Largement démoli à sa sortie, le remake de Sleuth ne méritait pas tant de haine critique. Refaire un film de Mankiewicz, c'est entendu, c'est un pari perdu d'avance. Il fallait être clairement maso pour s'attaquer au projet. Car à l'arrivée, la comparaison profite évidemment sans surprise au film d'origine. Pour autant - et quitte à être en désaccord avec la plupart - cette version-ci est réussie, principalement parce qu'elle est respectueuse de l'esprit de l'original. Elle en saisit le sens, qui va bien au-delà de l'intrigue à twist qui a fait son succès.

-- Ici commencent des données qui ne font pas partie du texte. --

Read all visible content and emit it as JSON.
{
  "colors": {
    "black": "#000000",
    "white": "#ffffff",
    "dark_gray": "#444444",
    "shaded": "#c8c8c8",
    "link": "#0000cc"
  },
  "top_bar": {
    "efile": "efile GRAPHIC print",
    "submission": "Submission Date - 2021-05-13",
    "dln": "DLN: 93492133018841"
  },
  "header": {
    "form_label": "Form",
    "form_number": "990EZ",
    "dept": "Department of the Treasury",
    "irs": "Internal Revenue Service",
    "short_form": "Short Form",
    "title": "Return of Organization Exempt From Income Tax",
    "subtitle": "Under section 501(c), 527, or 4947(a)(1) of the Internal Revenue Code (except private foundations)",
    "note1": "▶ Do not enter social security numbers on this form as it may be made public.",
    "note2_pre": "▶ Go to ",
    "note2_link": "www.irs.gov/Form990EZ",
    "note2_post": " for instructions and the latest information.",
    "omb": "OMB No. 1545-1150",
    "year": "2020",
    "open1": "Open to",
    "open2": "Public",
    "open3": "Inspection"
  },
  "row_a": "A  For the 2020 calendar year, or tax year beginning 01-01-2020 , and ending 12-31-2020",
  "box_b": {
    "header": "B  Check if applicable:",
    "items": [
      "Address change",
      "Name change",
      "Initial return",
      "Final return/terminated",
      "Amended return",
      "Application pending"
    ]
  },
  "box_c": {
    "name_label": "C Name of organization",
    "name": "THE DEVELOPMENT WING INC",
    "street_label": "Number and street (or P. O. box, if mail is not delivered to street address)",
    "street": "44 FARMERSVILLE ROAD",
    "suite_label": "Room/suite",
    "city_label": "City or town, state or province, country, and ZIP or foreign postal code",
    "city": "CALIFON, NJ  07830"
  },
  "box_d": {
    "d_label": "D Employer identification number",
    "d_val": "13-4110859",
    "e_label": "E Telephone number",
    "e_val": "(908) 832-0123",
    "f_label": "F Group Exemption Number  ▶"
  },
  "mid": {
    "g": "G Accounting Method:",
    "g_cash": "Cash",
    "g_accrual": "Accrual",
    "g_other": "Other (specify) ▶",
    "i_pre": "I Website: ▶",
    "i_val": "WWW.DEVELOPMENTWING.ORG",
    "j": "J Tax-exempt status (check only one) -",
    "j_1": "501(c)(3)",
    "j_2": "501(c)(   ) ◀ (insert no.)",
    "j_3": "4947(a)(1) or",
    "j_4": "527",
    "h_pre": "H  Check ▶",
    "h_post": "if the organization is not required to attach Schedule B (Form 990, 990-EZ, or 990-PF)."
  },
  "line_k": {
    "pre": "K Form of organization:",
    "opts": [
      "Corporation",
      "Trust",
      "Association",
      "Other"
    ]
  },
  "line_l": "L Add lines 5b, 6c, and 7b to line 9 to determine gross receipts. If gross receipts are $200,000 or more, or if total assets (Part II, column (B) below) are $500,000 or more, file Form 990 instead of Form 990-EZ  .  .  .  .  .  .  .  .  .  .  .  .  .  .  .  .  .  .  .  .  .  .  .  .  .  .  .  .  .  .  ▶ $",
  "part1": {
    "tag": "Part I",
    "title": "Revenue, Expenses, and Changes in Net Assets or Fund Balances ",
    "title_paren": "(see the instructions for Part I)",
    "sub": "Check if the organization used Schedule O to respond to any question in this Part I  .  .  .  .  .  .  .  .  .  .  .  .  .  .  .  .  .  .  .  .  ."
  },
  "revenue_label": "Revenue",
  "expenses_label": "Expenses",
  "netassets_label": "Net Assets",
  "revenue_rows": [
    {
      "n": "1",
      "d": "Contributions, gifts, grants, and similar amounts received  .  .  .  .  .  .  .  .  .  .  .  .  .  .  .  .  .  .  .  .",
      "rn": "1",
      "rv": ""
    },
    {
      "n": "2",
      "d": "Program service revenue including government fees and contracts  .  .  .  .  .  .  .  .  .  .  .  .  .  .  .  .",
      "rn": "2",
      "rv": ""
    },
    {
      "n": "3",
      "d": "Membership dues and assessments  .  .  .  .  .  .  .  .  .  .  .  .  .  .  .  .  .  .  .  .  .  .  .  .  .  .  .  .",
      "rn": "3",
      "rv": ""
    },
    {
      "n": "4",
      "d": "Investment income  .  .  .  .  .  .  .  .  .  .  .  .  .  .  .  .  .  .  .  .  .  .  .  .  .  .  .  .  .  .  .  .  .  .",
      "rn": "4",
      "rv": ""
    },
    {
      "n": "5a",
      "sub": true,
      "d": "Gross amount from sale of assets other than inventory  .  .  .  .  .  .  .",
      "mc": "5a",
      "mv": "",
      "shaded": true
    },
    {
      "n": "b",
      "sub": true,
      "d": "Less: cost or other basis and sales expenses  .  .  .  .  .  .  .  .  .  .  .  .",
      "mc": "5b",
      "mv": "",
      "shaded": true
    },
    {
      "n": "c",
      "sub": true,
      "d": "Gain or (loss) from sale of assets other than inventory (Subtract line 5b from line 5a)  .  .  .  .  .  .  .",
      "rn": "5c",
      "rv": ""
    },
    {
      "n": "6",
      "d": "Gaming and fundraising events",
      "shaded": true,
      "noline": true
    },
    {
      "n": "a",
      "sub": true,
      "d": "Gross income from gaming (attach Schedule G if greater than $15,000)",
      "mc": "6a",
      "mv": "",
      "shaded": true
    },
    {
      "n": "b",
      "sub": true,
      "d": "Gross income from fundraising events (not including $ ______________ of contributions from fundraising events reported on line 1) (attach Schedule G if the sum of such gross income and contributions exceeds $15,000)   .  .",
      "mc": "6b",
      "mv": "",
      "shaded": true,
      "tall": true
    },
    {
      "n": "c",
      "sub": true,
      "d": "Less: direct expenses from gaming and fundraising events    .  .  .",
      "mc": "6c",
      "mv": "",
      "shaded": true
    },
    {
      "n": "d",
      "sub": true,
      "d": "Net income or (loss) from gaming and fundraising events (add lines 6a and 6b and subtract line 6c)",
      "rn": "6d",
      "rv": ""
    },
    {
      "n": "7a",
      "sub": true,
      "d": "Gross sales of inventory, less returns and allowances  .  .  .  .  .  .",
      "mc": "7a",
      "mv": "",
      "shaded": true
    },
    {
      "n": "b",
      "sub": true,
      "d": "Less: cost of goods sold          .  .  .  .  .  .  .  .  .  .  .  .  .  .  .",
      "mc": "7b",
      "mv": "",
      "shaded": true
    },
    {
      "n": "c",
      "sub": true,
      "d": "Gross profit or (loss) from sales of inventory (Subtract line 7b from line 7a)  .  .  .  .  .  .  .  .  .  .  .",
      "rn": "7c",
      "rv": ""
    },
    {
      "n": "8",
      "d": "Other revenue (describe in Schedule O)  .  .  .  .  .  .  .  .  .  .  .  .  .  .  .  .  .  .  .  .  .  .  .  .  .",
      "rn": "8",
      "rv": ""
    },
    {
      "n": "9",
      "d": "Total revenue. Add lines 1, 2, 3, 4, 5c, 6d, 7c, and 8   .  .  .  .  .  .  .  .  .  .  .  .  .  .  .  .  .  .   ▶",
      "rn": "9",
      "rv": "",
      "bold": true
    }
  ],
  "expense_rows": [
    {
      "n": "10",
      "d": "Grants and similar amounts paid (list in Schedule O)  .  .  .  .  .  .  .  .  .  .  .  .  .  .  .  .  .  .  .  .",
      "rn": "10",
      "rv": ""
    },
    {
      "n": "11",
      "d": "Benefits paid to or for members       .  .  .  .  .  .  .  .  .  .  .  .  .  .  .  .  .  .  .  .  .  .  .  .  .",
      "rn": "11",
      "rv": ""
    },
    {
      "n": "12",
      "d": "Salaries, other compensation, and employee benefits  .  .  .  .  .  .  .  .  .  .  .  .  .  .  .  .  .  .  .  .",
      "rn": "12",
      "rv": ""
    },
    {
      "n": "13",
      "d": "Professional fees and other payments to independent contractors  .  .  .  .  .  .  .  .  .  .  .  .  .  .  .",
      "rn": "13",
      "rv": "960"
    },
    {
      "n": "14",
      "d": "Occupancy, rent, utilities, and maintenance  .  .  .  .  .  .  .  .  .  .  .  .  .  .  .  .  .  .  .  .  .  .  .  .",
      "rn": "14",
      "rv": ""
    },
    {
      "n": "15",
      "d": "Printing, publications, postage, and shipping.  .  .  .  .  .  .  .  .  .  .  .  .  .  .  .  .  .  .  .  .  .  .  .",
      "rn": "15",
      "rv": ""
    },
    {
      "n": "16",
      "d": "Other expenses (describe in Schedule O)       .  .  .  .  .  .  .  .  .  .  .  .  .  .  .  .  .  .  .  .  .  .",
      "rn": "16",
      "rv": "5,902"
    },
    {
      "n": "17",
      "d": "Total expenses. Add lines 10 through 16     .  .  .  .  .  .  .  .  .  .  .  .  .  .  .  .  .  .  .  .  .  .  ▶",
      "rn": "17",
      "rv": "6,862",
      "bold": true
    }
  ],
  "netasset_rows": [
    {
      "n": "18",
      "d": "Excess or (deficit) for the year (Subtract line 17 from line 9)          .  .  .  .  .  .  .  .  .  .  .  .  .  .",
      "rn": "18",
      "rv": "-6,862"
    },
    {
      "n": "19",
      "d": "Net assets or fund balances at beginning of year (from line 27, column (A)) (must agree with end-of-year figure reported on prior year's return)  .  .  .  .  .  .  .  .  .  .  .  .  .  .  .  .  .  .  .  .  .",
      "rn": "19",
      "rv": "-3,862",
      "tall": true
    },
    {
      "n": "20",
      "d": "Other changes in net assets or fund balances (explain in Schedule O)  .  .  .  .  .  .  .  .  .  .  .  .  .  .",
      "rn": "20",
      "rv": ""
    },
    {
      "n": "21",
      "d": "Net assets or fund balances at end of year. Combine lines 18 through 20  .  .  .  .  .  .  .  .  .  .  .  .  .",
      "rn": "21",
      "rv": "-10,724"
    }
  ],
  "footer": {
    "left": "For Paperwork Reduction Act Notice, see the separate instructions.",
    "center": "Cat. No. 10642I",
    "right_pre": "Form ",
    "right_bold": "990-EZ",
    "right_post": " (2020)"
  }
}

Sur la forme, les jeux qui constituaient le décorum de la version de Mankiewicz sont remplacés par leurs équivalents contemporains, en l’occurrence profusion de joujoux technologiques tous plus idiots les uns que les autres. Signe des temps, les pièces surchargées du Wyke d'origine laissent place à un lieu aussi épuré que factice, tout aussi inhabitable, que seul le richissime protagoniste peut avoir l'idée saugrenue de trouver de bon goût. Donc sur la forme, la modernisation de l'intrigue est réussie.
Sur le fond, la remise au goût du jour du jeu d'humiliation auquel l'un et l'autre se livrent est réussie tout autant. Cette fois, le terme humiliation - mot, sauf erreur, jamais employé dans l'original - est clairement donné comme moteur de l'intrigue. Et si l'histoire reste stricto la même dans les deux premières parties, la modernisation de la dernière sonne juste. Cette fois, on n'invoque plus le scandale d'un meurtre dont Wyke doit se disculper, mais la tentation de trop prend la forme d'une relation plus équivoque entre les deux protagonistes.
Et puis quand même - last but not least - reprendre Michael Caine pour jouer son antagoniste du premier film, c'est tout de même une idée brillante. Le tandem version 2007 fonctionne parfaitement, et les deux acteurs jouent excellemment bien.
Même si la plupart des remakes sont de viles machines opportunistes, il faudrait donc y regarder à deux fois avant de jeter le bébé avec l'eau du bain. Parce que la version de Branagh est réussie.